"Je pense qu'il faut réfléchir à une politique de péage, c'est un levier aussi important pour une politique des transports, les péages, il faut que notre modèle de TGV soit accessible à tous", a déclaré la ministre, interrogée le 24 octobre 2017 sur France Inter.
"Pour que les billets de TGV ne soient pas trop chers, ça veut dire aussi que les TGV qui roulent sur les lignes à grande vitesse ne doivent pas payer des péages trop chers", a-t-elle ajouté.

Un débat sur les péages lancé

Le président de SNCF Réseau, Patrick Jeantet, proposait, le 23 octobre, dans une interview aux Echos, d'indexer une partie des péages au nombre de passagers transportés. "On pourrait imaginer un système plus incitatif où une partie des péages serait indexée au nombre de passagers transportés ou au chiffre d'affaires généré par une liaison donnée.

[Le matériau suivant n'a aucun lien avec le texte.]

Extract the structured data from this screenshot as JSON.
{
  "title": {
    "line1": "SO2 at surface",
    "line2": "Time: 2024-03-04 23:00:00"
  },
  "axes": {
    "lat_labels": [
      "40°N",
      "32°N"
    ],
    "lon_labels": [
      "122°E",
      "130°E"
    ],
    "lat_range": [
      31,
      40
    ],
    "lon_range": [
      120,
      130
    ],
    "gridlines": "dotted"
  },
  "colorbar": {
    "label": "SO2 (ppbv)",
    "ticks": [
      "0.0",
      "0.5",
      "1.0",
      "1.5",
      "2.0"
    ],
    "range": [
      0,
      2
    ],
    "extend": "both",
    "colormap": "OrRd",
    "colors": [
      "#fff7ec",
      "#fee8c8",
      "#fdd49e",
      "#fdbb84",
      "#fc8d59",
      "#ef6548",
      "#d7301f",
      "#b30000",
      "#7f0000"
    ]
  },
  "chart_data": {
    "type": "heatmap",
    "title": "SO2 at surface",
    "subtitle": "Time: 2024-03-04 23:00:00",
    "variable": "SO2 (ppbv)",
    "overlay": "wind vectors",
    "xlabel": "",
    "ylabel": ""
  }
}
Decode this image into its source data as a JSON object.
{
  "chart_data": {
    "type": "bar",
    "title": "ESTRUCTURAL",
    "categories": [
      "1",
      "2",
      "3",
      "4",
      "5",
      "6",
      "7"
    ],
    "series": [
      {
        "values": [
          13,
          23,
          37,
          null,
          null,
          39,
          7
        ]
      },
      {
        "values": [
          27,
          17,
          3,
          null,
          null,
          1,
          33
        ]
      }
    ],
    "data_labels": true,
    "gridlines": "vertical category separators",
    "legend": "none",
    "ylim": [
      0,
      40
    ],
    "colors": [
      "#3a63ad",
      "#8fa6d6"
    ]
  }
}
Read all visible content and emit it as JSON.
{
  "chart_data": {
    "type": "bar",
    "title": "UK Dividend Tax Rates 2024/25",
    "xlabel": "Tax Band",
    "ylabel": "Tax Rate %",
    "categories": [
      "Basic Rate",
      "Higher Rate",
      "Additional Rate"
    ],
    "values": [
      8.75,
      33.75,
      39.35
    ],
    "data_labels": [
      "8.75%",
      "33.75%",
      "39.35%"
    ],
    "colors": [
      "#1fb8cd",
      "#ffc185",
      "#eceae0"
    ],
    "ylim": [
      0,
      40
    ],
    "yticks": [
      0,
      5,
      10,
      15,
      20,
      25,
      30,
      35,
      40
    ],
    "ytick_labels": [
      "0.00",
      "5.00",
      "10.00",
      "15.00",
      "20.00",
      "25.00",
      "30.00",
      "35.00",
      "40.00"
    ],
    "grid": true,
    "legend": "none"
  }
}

Ce principe (...) offre l'avantage pour les opérateurs de moduler le coût en fonction de la fréquentation, et donc des recettes", suggérait-il.

Selon Patrick Jeantet, "aujourd'hui, les deux tiers des lignes TGV seraient déficitaires. Avec un système de péages indexé au nombre de passagers, je suis sûr qu'on réduirait très sensiblement le nombre des lignes en perte". Il a encore indiqué que "les péages ferroviaires ne couvrent que 55% du coût du service rendu".

Et relancé sur les dessertes

Elisabeth Borne avait souligné, le 16 octobre 2017, que le fait d'utiliser des TGV pour desservir de nombreuses gares en dehors des métropoles, un sujet de débat de longue date impliquant SNCF, élus locaux et usagers, pesait sur la rentabilité. "On a un sujet dont il faut être conscient, c'est que les dessertes fines du TGV ont un effet non négligeable sur le modèle économique du TGV", avait alors dit la ministre, avant de démentir vouloir fermer des gares ou lignes TGV.


La mission confiée par le gouvernement à Jean-Cyril Spinetta, inscrite dans sa lettre de mission, doit notamment permettre de "préciser la stratégie de desserte par le transport ferroviaire à l'horizon 2030 en fonction des besoins de mobilité et de la zone de pertinence de chacun des segments".